El gran viejo Borges no podía quejarse; si bien los suecos le negaron sistemáticamente el
Nóbel, en su propio país fue reconocido como patrimonio nacional. Borges compartió los
laureles que adornan también la ensortijada testa de Maradona, quien también fue declarado
patrimonio nacional honoris causa, en tiempos en que varios clubes europeos amenazaban con
privarnos de su arte, cosa que lograron a medias; el pibe de Fiorito-guste o no a los
intelectualosos denostadores del fútbol- llevó su argentinidad a todos los estadios que pisó.
“¿Cómo se hace para adquirir el rango de patrimonio nacional?”, me preguntó días pasados un
simpático niñito que se hallaba cazando las palomas del Parque Independencia con una pistola
calibre 38.”Son para la cena, ¿sabe?” . La ingenua criaturita me puso en apuros; recordé que las
acreditaciones otorgadas años atrás y que menciono más arriba- en el caso del gran Viejo, por
un ilustre funcionario público de la dictadura militar y del diez, por los empresarios más
poderosos del fútbol de aquellos años- revelaba que para cierta gente no todos los argentinos
probos y abnegados pertenecen a esa honrosa estirpe.
“¿Qué me preguntaste, simpático retoño?”, dije, más que nada para ganar tiempo.
El niñito me apuntó con su pistola.
“Ah, ya recuerdo”- acoté de inmediato.” Mirá, para ser considerado patrimonio nacional no
basta con ser un puntual y esforzado contribuyente, ni es mérito suficiente deslomarse a diario
con la vana intención de solventar las necesidades básicas.
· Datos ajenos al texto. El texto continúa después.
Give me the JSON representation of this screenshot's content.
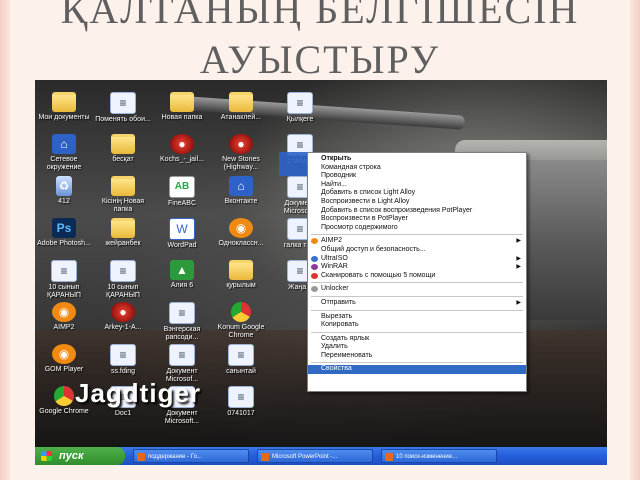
{
  "slide": {
    "title_line1": "ҚАЛТАНЫҢ БЕЛГІШЕСІН",
    "title_line2": "АУЫСТЫРУ"
  },
  "desktop": {
    "watermark": "Jagdtiger",
    "icons": [
      {
        "label": "Мои документы",
        "kind": "folder"
      },
      {
        "label": "Поменять обои...",
        "kind": "doc"
      },
      {
        "label": "Новая папка",
        "kind": "folder"
      },
      {
        "label": "Атанаклей...",
        "kind": "folder"
      },
      {
        "label": "Қылқеге",
        "kind": "doc"
      },
      {
        "label": "Сетевое окружение",
        "kind": "blue"
      },
      {
        "label": "бесқат",
        "kind": "folder"
      },
      {
        "label": "Kochs_-_jail...",
        "kind": "red"
      },
      {
        "label": "New Stones (Highway...",
        "kind": "red"
      },
      {
        "label": "слайд...",
        "kind": "doc"
      },
      {
        "label": "412",
        "kind": "bin"
      },
      {
        "label": "Кісінің Новая папка",
        "kind": "folder"
      },
      {
        "label": "FineABC",
        "kind": "ab"
      },
      {
        "label": "Вконтакте",
        "kind": "blue"
      },
      {
        "label": "Документ Microsof...",
        "kind": "doc"
      },
      {
        "label": "Adobe Photosh...",
        "kind": "ps"
      },
      {
        "label": "жейранбек",
        "kind": "folder"
      },
      {
        "label": "WordPad",
        "kind": "word"
      },
      {
        "label": "Одноклассн...",
        "kind": "orange"
      },
      {
        "label": "галка та...",
        "kind": "doc"
      },
      {
        "label": "10 сынып ҚАРАНЫП",
        "kind": "doc"
      },
      {
        "label": "10 сынып ҚАРАНЫП",
        "kind": "doc"
      },
      {
        "label": "Алия 6",
        "kind": "green"
      },
      {
        "label": "қурылым",
        "kind": "folder"
      },
      {
        "label": "Жаңа...",
        "kind": "doc"
      },
      {
        "label": "AIMP2",
        "kind": "orange"
      },
      {
        "label": "Arkey-1-A...",
        "kind": "red"
      },
      {
        "label": "Вэнгерская рапсоди...",
        "kind": "doc"
      },
      {
        "label": "Konum Google Chrome",
        "kind": "chrome"
      },
      {
        "label": "",
        "kind": "none"
      },
      {
        "label": "GOM Player",
        "kind": "orange"
      },
      {
        "label": "ss.fding",
        "kind": "doc"
      },
      {
        "label": "Документ Microsof...",
        "kind": "doc"
      },
      {
        "label": "сағынтай",
        "kind": "doc"
      },
      {
        "label": "",
        "kind": "none"
      },
      {
        "label": "Google Chrome",
        "kind": "chrome"
      },
      {
        "label": "Doc1",
        "kind": "doc"
      },
      {
        "label": "Документ Microsoft...",
        "kind": "doc"
      },
      {
        "label": "0741017",
        "kind": "doc"
      },
      {
        "label": "",
        "kind": "none"
      }
    ]
  },
  "context_menu": {
    "items": [
      {
        "label": "Открыть",
        "bold": true
      },
      {
        "label": "Командная строка"
      },
      {
        "label": "Проводник"
      },
      {
        "label": "Найти..."
      },
      {
        "label": "Добавить в список Light Alloy"
      },
      {
        "label": "Воспроизвести в Light Alloy"
      },
      {
        "label": "Добавить в список воспроизведения PotPlayer"
      },
      {
        "label": "Воспроизвести в PotPlayer"
      },
      {
        "label": "Просмотр содержимого"
      },
      {
        "sep": true
      },
      {
        "label": "AIMP2",
        "arrow": true,
        "icon": "#f08a12"
      },
      {
        "label": "Общий доступ и безопасность..."
      },
      {
        "label": "UltraISO",
        "arrow": true,
        "icon": "#3a6fd0"
      },
      {
        "label": "WinRAR",
        "arrow": true,
        "icon": "#8b3a9c"
      },
      {
        "label": "Сканировать с помощью 5 помощи",
        "icon": "#d33"
      },
      {
        "sep": true
      },
      {
        "label": "Unlocker",
        "icon": "#999"
      },
      {
        "sep": true
      },
      {
        "label": "Отправить",
        "arrow": true
      },
      {
        "sep": true
      },
      {
        "label": "Вырезать"
      },
      {
        "label": "Копировать"
      },
      {
        "sep": true
      },
      {
        "label": "Создать ярлык"
      },
      {
        "label": "Удалить"
      },
      {
        "label": "Переименовать"
      },
      {
        "sep": true
      },
      {
        "label": "Свойства",
        "selected": true
      }
    ]
  },
  "taskbar": {
    "start_label": "пуск",
    "tasks": [
      "поддержание - Го...",
      "Microsoft PowerPoint -...",
      "10 поиск-изменение..."
    ]
  }
}
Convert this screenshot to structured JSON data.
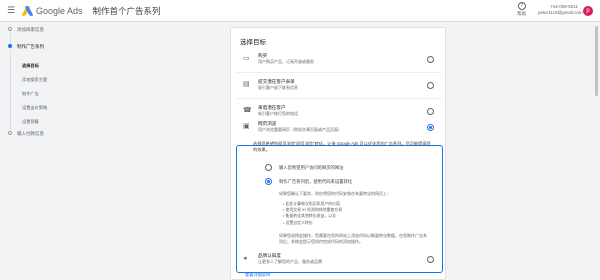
{
  "header": {
    "brand": "Google Ads",
    "title": "制作首个广告系列",
    "help_label": "帮助",
    "account_id": "744-008-5911",
    "account_email": "peter1119@gmail.com",
    "avatar_letter": "p"
  },
  "sidebar": {
    "steps": [
      {
        "label": "添加商家信息"
      },
      {
        "label": "制作广告系列"
      },
      {
        "label": "输入付款信息"
      }
    ],
    "substeps": [
      {
        "label": "选择目标"
      },
      {
        "label": "添加搜索主题"
      },
      {
        "label": "制作广告"
      },
      {
        "label": "设置出价策略"
      },
      {
        "label": "设置预算"
      }
    ]
  },
  "main": {
    "title": "选择目标",
    "options": [
      {
        "icon": "credit-card-icon",
        "title": "购买",
        "desc": "用户购买产品、订阅开放或服务"
      },
      {
        "icon": "form-icon",
        "title": "提交潜在客户表单",
        "desc": "吸引客户留下联系信息"
      },
      {
        "icon": "phone-icon",
        "title": "来电潜在客户",
        "desc": "吸引客户拨打您的电话"
      },
      {
        "icon": "webpage-icon",
        "title": "网页浏览",
        "desc": "用户浏览重要网页（例如文章页面或产品页面）"
      }
    ],
    "selected_explain": "选择您希望的网页浏览\"网页浏览\"转化。让借 Google Ads 可以优化您的广告系列，尽可能提高您的效果。",
    "sub_options": [
      {
        "label": "输入您希望用户访问的网页的网址"
      },
      {
        "label": "制作广告系列后，使用代码来设置转化"
      }
    ],
    "hint": "如果您确认下要求，则应将您的代码安装在有要转化的网页上：",
    "bullets": [
      "此处计算每次购买和用户的价值",
      "使用交易 ID 检测和排除重复交易",
      "衡量转化其他转化收益，以及",
      "设置自定义转化"
    ],
    "after_hint": "如果您选择此操作，您需要在您的网站上添加代码以衡量转化数据。在您制作广告系列后，系统会提示您如何完成代码的添加操作。",
    "last_option": {
      "icon": "megaphone-icon",
      "title": "品牌认知度",
      "desc": "让更多人了解您的产品、服务或品牌"
    },
    "link_label": "查看详细说明"
  }
}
Por si no lo sabes, sobrevivir
dignamente no es ya una virtud, sino un pecado de soberbia y empecinamiento”.
El niñito me miró con el entrecejo fruncido. Oí que sus dientes rechinaban. “No contestó a mi
pregunta. ¿Quién se cree que es? ¿El Ministro de Economía?”. Le quitó el seguro al disparador.
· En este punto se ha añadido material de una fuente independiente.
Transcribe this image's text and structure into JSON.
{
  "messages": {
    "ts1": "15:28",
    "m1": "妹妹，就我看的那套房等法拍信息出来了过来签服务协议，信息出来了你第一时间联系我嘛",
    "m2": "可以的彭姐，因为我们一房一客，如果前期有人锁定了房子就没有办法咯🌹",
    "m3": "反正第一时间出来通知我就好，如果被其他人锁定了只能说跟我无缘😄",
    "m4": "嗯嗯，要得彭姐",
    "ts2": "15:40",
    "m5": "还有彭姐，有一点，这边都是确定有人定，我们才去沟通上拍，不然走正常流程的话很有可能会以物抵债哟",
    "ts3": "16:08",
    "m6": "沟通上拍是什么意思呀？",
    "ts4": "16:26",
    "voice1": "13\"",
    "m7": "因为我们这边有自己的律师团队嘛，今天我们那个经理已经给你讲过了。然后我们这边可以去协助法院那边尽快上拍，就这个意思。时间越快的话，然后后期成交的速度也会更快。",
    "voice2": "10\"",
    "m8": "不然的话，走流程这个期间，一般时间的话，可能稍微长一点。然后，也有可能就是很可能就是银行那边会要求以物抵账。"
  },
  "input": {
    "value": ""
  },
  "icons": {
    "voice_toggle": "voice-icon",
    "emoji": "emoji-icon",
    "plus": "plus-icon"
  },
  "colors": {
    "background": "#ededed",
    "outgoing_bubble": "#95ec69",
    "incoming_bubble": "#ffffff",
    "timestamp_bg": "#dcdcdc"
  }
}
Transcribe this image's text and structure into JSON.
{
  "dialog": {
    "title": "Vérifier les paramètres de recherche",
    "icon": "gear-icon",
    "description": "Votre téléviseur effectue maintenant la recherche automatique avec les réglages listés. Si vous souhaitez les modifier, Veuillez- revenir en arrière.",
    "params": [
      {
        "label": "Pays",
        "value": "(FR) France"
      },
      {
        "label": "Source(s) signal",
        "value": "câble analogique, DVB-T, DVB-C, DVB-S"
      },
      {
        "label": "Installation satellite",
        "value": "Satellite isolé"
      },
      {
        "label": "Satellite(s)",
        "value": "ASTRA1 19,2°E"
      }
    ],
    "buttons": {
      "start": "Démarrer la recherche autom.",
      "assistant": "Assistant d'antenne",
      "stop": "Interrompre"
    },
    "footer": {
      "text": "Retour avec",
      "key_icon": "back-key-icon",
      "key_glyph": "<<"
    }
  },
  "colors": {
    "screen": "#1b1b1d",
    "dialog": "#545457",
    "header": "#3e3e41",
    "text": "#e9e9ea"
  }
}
Compelido a satisfacer su curiosidad sin quebrantar su inocencia, opté por recurrir a la difusa
Teoría de la Distorsión de Valores, a la que poco se apela últimamente. No está demás recordar
que dicha teoría fue presentada como tesis de doctorado por el filósofo puneño Agamenón
García Ventolina, bajo el título Ni chicha ni limonada, y que con ella obtuvo el premio Konex,
merced al cual pudo dar dos veces la vuelta al mundo en un parque de diversiones de Tilcara.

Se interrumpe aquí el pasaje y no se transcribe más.